En se basant sur des projections théoriques, les spécialistes avaient estimé que Graves, qui a été livré à l’armée de l’air en décembre 2005, serait capable de détecter au moins 1 035 "objets". Ils étaient d’autant plus fondés à le croire, que ce chiffre correspondait peu ou prou à celui de la base de données "ouvertes" du commandement spatial de l’armée de l’air américaine, qui est diffusée sur Internet.

UN NOUVEL ÉQUILIBRE STRATÉGIQUE

"Or on a vu deux fois plus d’objets que prévu, explique le colonel Yves Blin, de la division espace de l’état-major des armées (EMA), c’est-à-dire des objets plus petits", d’une taille au moins égale à celle d’un microsatellite (surface d’environ 1 m2). Et puis, surprise : parmi eux, figuraient de 20 à 30 "anomalies orbitales", parmi lesquelles - la conclusion s’imposait d’elle même -, bon nombre de satellites espions, surtout américains.

"Cela nous a conduits à prendre contact avec nos amis américains, explique le général Patrick de Rousiers, commandant de la défense aérienne, et à faire part de notre étonnement." Les choses se sont réglées à l’amiable.

La France a admis que les Etats-Unis disposent de satellites "stratégiques" dont ils préfèrent taire l’existence, mais elle a demandé une réciprocité : que les renseignements collectés par ses satellites militaires (Hélios-2 pour l’observation, Syracuse-2 pour les télécommunications, le démonstrateur Essaim pour le recueil du renseignement d’origine électromagnétique), ne soient plus disponibles sur les sources "ouvertes" américaines, pratique jugée inamicale.

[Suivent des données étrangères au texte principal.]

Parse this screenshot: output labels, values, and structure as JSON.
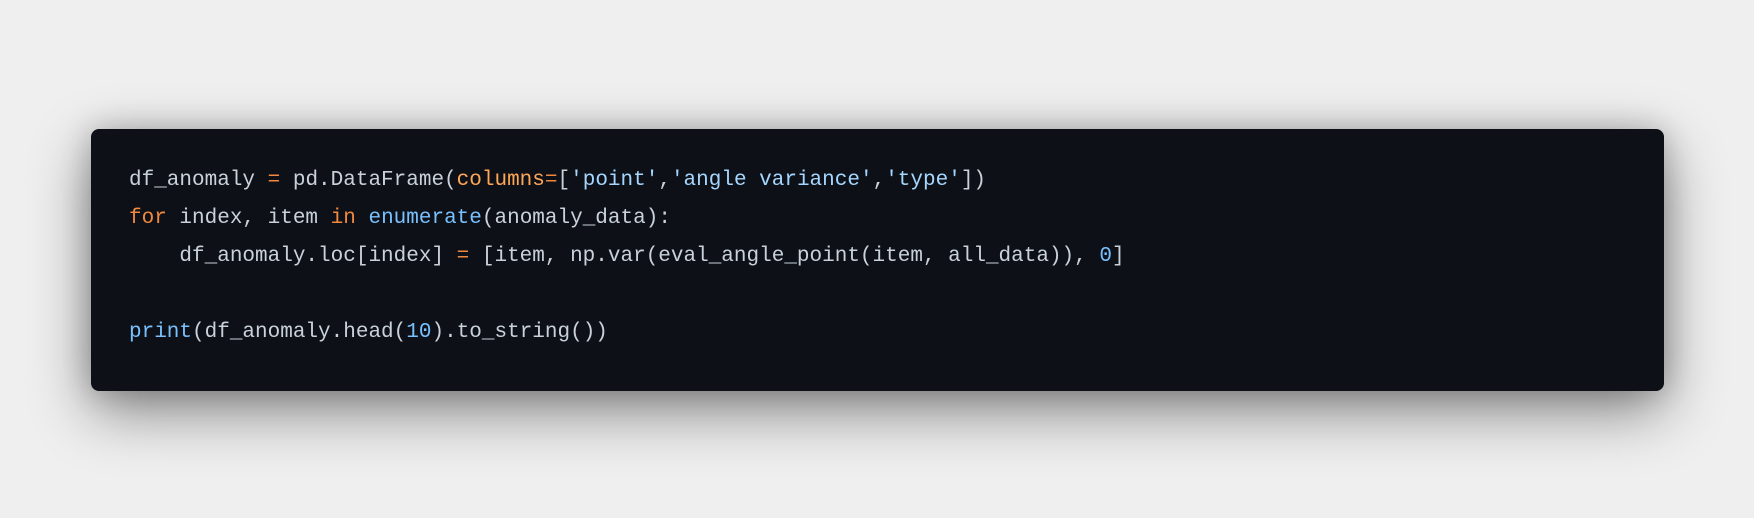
{
  "code_block": {
    "language": "python",
    "lines": [
      [
        {
          "t": "plain",
          "v": "df_anomaly "
        },
        {
          "t": "op",
          "v": "="
        },
        {
          "t": "plain",
          "v": " pd.DataFrame("
        },
        {
          "t": "param",
          "v": "columns"
        },
        {
          "t": "op",
          "v": "="
        },
        {
          "t": "plain",
          "v": "["
        },
        {
          "t": "str",
          "v": "'point'"
        },
        {
          "t": "plain",
          "v": ","
        },
        {
          "t": "str",
          "v": "'angle variance'"
        },
        {
          "t": "plain",
          "v": ","
        },
        {
          "t": "str",
          "v": "'type'"
        },
        {
          "t": "plain",
          "v": "])"
        }
      ],
      [
        {
          "t": "kw",
          "v": "for"
        },
        {
          "t": "plain",
          "v": " index, item "
        },
        {
          "t": "kw",
          "v": "in"
        },
        {
          "t": "plain",
          "v": " "
        },
        {
          "t": "fn",
          "v": "enumerate"
        },
        {
          "t": "plain",
          "v": "(anomaly_data):"
        }
      ],
      [
        {
          "t": "plain",
          "v": "    df_anomaly.loc[index] "
        },
        {
          "t": "op",
          "v": "="
        },
        {
          "t": "plain",
          "v": " [item, np.var(eval_angle_point(item, all_data)), "
        },
        {
          "t": "num",
          "v": "0"
        },
        {
          "t": "plain",
          "v": "]"
        }
      ],
      [],
      [
        {
          "t": "fn",
          "v": "print"
        },
        {
          "t": "plain",
          "v": "(df_anomaly.head("
        },
        {
          "t": "num",
          "v": "10"
        },
        {
          "t": "plain",
          "v": ").to_string())"
        }
      ]
    ]
  }
}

Mais Paris n’a pas voulu polémiquer. "Nous sommes dans tous les cas très dépendants des renseignements des Etats-Unis, parce qu’ils disposent de bien plus de capteurs que nous, explique le général de Rousiers, et voient des objets plus petits."

La mise en service de Graves a cependant changé l’équilibre de la relation stratégique avec Washington. Une preuve en a été fournie au moment du tir antisatellite chinois, le 11 janvier 2007. Sans attendre les informations américaines, Graves a permis aux autorités françaises d’obtenir une confirmation indépendante de cet essai.

"Nous avons désormais des éléments nous permettant de discuter de façon plus harmonieuse avec les Américains, parce que Graves renforce notre statut de partenaire stratégique", résume le colonel Blin. Les informations de ce radar unique en Europe sont notamment fournies au Centre national des études spatiales (CNES), qui peut ainsi mieux calculer les "fenêtres de tir" des fusées. Mais la fonction première de Graves est de surveiller les véhicules spatiaux évoluant à proximité de la Terre, soit 9 000 objets d’une taille supérieure à 10 centimètres, dont près de 800 satellites actifs.

Il permet aussi d’actualiser les trajectoires des satellites GPS, demain ceux de Galileo, et il aidera le CDAOA à assumer une fonction d’"alerte aux populations", en permettant de détecter d’éventuelles retombées de débris spatiaux.

En 2008, il sera complété par un démonstrateur d’alerte avancée, qui devrait permettre de préciser l’origine et la mission d’un satellite.